Many in the industry will likely breathe a sigh of relief, as welcoming a higher volume of interstate visitors should allow the industry to try to meet the $15 billion quarter-on-quarter shortfall it finished with at the end of June.
Perth’s hotels market also stands to benefit, with TFE Hotels and Prendiville Group’s addition of 230 extra rooms to Perth’s market this year now far more realistic than it would have appeared even three months ago.
Still, few to no international visitors for the foreseeable future may yet present a challenge, given interstate visitors spent just $1,156 when they arrived in the state this past financial year, compared to a $2,286 spend by international tourists, per Tourism WA.
It would appear the public and private sectors in Australia have made peace with the indefinite disappearance of international tourists.
While the federal government has telegraphed its bullish confidence in a COVID-19 vaccine being available at some point in the next year, its own budget indicates the border isn’t likely to reopen until late 2021.

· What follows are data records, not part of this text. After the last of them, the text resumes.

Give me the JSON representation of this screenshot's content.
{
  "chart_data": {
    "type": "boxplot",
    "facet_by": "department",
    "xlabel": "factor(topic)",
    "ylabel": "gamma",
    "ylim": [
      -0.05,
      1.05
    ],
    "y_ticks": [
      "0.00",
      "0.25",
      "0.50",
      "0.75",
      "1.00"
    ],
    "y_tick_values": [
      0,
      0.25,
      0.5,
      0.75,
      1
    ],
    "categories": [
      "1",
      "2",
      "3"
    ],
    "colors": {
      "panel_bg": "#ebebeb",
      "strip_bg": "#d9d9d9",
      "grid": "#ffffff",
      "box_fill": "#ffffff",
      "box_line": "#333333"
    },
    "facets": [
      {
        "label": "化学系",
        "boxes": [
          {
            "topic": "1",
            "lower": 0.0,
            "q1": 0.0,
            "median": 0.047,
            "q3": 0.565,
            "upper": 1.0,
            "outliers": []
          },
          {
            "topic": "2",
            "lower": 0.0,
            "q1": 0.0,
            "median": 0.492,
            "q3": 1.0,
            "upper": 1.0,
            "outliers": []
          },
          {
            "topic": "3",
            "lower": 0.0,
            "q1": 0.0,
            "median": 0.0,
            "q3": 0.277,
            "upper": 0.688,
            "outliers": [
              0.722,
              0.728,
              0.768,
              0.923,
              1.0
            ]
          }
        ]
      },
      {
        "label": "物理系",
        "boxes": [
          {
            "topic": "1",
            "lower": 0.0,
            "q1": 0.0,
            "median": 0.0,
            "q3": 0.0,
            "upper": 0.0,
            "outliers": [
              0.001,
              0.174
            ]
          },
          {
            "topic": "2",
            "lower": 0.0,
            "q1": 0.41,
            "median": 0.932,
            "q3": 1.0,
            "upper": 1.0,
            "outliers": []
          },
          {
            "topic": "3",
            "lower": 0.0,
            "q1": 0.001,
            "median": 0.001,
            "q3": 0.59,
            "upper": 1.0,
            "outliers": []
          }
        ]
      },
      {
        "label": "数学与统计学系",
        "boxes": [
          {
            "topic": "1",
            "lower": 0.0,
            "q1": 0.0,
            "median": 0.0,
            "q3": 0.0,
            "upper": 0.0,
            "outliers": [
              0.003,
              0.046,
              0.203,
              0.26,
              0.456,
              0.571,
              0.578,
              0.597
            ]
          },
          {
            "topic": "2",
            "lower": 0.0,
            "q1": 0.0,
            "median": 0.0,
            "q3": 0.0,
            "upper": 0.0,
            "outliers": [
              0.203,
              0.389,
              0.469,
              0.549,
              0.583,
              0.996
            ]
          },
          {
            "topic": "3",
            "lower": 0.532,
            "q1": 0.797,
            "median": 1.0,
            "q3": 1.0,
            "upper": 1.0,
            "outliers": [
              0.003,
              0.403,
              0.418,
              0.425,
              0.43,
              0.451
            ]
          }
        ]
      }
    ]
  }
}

The rollout of an effective vaccine both nationally and globally may also delay the extent to which the border reopens, possibly delaying a full reopening for years.
Some, such as the nation’s beleaguered airline, Qantas, have acknowledged this pessimistic reality while pushing to at least resume business in the domestic market.
Given the reality the industry now faces, one thing Mr Hall sees as favourable to WA as a tourism destination is its diversity of geography and offerings compared to the rest of Australia.
Any success, though, will depend on WA reopening its domestic border to NSW and Victoria, where more than half of Australia’s population resides but are at present precluded from entering this state due to their rates of community transmission.
Assuming trends hold and both of those states effectively quash spread of the virus, WA should reopen to both by December, in time to infuse a struggling industry with significant cash flow.
Data from Tourism Research Australia, however, indicates WA could lose in this scenario, given it received just 9 million domestic visitors in the past financial year compared to 30 million in NSW and 23 million in Victoria.
Not that Mr Hall appears worried; if he’s learned any lesson in the past six months, it’s that expectations and perceptions hardly equate to an assured outcome.
“Most of the industry will survive and perhaps even prosper without international travel if we open to all states in Australia,” Mr Hall said.
“The reason we’ll do well is we have a north and a south; we have a winter and summer season, and there are a lot of visitors in Australia who’ve never been to WA before.
“The four -or five-hour flight might have been a barrier in the past, but it will make us seem like the international holiday [tourists] can’t otherwise have.”